Cut them. Well, easy enough if you had a blade to hand, which s
he didn't. Rather than prolong the discussion, she simply tried to tear them across at the widest end. He clucked at her disapprovingly and came close enough to put his hand on hers. "Like this," he said, and guided her hand to twist as she peeled, and soon, she had the knack. He didn't move away from her, though, even when she got good at it. She could feel him close, hear his breathing. She wanted to turn and step into him. What she did was brandish a bunch of limp fronds at him.
"Good girl," he said, beaming. He touched her fingers when he reached for them and then she was in his arms. She hadn't meant to, just sort of stepped and there he was, his hands full of leaves, holding on to her back, pressing her even closer. He smelled of earth and old smoke. His mouth tasted of berries and she found herself wondering what he would taste like after honeyed peaches.
He broke away with reluctance. "Too bad you have but the one skin to keep us warm. Maybe we can find a way to share it."
She knew she'd like nothing better. "I'm not sure three would fit." She laughed and made to throw the leaves she still had in her hand onto the pile. "Oh no," she said. "Your worms are trying to wriggle away."
He spit out a few words she didn't understand and then was bobbing about, hunched over, weaving this way and that as he tried to catch them.
In the end, they both worked their way back to the clearing to set about preparing the meal. When Ferret saw the grubs, she exclaimed with such glee, Alaysha thought it must have been a silent conspiracy to trick her all along.

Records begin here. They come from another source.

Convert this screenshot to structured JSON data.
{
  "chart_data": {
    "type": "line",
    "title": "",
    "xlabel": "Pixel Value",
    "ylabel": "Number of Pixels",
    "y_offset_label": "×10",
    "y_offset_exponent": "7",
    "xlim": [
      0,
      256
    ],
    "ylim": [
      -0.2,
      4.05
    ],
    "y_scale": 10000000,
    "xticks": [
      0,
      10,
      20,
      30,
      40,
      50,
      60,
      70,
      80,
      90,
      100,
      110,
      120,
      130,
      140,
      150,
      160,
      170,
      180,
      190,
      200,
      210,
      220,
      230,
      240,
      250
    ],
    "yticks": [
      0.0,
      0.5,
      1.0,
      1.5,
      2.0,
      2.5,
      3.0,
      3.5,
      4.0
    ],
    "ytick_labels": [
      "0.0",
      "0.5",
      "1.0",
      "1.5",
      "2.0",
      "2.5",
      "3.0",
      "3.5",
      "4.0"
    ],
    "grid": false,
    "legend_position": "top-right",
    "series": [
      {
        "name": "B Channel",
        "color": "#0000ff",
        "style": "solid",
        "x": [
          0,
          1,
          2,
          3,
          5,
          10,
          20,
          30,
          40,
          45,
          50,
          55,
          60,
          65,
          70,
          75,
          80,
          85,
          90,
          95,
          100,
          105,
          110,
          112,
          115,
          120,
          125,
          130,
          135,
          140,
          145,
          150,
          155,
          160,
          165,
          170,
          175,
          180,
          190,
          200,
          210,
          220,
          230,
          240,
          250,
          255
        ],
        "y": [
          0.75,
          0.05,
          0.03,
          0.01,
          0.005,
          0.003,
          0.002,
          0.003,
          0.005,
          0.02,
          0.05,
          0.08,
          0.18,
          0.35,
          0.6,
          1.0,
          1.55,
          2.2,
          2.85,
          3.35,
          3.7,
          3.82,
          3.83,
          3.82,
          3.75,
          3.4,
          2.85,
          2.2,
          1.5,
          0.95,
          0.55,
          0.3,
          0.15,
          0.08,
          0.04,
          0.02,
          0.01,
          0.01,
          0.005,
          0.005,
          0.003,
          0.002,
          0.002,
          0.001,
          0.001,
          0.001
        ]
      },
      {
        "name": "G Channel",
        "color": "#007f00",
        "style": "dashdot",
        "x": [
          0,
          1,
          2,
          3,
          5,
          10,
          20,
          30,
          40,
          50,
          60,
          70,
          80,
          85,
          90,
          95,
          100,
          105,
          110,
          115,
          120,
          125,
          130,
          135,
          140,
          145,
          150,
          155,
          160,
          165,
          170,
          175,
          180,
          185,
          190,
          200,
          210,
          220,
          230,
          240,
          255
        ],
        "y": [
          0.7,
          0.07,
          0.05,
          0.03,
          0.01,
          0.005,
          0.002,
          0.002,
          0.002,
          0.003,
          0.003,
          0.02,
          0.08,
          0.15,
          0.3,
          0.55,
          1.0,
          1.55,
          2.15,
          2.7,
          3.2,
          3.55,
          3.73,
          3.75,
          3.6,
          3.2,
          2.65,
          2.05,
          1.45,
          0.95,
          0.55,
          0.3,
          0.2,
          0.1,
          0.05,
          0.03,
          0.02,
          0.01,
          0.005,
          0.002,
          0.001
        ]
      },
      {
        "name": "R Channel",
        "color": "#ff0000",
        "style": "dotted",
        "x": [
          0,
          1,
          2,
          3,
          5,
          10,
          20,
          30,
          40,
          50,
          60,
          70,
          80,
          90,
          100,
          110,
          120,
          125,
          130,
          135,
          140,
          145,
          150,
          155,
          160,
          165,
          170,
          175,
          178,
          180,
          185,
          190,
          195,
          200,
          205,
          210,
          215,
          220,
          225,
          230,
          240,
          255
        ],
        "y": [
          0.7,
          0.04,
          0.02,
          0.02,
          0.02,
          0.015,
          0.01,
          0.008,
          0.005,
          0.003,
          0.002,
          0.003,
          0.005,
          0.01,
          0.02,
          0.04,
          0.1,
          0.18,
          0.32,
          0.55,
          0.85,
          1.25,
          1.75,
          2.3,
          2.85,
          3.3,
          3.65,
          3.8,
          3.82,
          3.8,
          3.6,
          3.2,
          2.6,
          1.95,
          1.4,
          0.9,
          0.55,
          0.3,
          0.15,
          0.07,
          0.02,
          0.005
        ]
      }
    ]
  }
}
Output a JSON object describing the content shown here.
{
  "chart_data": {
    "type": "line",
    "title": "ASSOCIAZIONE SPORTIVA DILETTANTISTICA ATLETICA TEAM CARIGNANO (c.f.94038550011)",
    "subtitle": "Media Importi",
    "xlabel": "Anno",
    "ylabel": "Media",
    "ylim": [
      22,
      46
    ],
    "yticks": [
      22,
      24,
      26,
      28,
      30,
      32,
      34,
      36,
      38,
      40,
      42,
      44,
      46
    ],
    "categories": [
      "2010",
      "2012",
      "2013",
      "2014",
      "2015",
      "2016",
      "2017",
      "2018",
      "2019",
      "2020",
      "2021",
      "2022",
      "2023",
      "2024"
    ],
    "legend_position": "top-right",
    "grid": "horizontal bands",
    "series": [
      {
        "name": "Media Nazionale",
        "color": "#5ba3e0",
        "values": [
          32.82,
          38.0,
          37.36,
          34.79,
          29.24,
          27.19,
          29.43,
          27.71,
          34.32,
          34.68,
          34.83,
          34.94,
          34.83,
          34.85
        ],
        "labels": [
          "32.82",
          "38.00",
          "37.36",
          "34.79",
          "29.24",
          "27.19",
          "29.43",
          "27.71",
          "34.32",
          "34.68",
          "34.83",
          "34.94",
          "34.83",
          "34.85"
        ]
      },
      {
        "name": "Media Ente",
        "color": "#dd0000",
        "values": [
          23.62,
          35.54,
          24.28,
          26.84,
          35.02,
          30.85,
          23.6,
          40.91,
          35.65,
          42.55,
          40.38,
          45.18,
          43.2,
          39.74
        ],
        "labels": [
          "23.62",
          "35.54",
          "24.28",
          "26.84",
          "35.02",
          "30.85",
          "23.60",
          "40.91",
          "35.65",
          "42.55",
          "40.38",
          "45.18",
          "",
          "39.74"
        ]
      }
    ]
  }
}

"You don't eat those," she said to the girl.
The girl shrugged much as Number Nineteen had. "Of course not."
"Then what's all the excitement for?"
"You've never heard of the magics of the Meroshi?"
Alaysha watched the youth standing beside her. He seemed pretty ignorant too.
"What is it?"
The girl reached for the bowl and set it down next to a prepared fire pit. "Meroshi was our people's shaman before I was born. He was said to be able to see at night and become invisible."
Alaysha set the cattail fronds next to the bowl and noticed a pile of berries and nuts as well. "And? I can see at night. What's so special?"